Millionen-Mann-Marsch, im Hintergrund das Washington Monument

Veranstalter Bearbeiten

Vorbild für die Zusammenkunft war der Marsch auf Washington für Arbeit und Freiheit von 1963,[1] der ebenfalls auf der National Mall stattfand. Veranstaltet wurde die Demonstration von etwa 200[4] Bürgerrechtsorganisationen, unter anderem von einigen lokalen Gruppen der National Association for the Advancement of Colored People (NAACP, dt. Nationale Organisation für die Förderung farbiger Menschen) und des National African American Leadership Summit (dt. Nationale afroamerikanische Führungsspitze). Wichtige Organisatoren waren Benjamin Chavis Muhammad[5] und der Anführer der Nation of Islam, Louis Farrakhan. Die Kundgebung war seit 1990 geplant[6] und wurde von den Organisatoren auch als „Heiliger Tag der Buße und Versöhnung“ (engl. holy day of atonement and reconciliation) bezeichnet und unter diesem Namen bekannt.[7][1]

Teilnehmer Bearbeiten

Die Teilnehmer waren vor allem afroamerikanische Männer aus den gesamten Vereinigten Staaten. Weiße und Frauen waren, abgesehen von Ausnahmen wie Rosa Parks, die zu den Rednern gehörte, nicht eingeladen,[1] was zu Kritik auch innerhalb der Bürgerrechtsbewegung führte.[4] Louis Farrakhan, der US-amerikanische Führer der religiös-politischen Organisation Nation of Islam, begründete dieses Vorgehen damit, dass einige Frauen als Redner auftraten, Frauen bei der Vorbereitung des Marsches beteiligt gewesen seien und die schwarzen Frauen Amerikas, anders als die Männer, „Buße und Neubeginn“ nicht nötig hätten. Schwarze Männer waren, statistischen Erhebungen der Zeit zufolge, gegenüber schwarzen Frauen im Berufsleben unterrepräsentiert, hingegen häufig kriminell, arbeitslos oder suizidal. Schwarzen Frauen, die trotzdem an der Kundgebung teilnahmen, wurde mit Respekt begegnet.

Weiße gehörten aus Farrakhans Sicht nicht zu den Adressaten des Aufrufes, denn im Gegensatz zur Zielsetzung des Marsches auf Washington von 1963 erstrebte er ein Amerika aus einer weißen und einer schwarzen Nation, die gleichgestellt, aber getrennt nebeneinander existieren sollten.[8]
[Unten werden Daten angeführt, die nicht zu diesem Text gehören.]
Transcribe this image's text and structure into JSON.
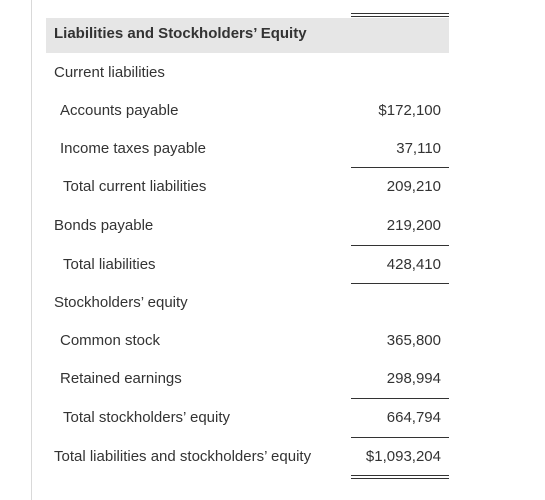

Die Kundgebung verlief, entgegen den Befürchtungen Washingtoner Bürger, friedlich[1] und ohne Konsum von Alkohol oder anderen Drogen. Zu den Teilnehmern zählten die Musiker MC Hammer, Ice-T und Isaac Hayes.[9] Über die tatsächliche Zahl der Demonstranten konnte im Nachhinein keine Einigung erzielt werden; Schätzungen beliefen sich auf mindestens 450.000, aber auch wesentlich höhere Zahlen wurden genannt.[10][11]

Redner Bearbeiten

Auf der Kundgebung sprachen über sechzig Redner, unter anderem Jesse Jackson, Rosa Parks,[12] und der Kongressabgeordnete Kweisi Mfume. Zwischen den Redebeiträgen wurde Musik von Gospelchören und Trommelgruppen platziert. Die Schriftstellerin Maya Angelou, die schon 1993 am selben Ort bei der Amtseinführung von Bill Clinton gelesen hatte, trug Verse vor und auch Stevie Wonder war unter den Künstlern.[13] Der Bürgermeister von Washington, D.C., Marion Barry, trat auf und erklärte, die Idee des Marsches sei eine göttliche Inspiration gewesen.[14]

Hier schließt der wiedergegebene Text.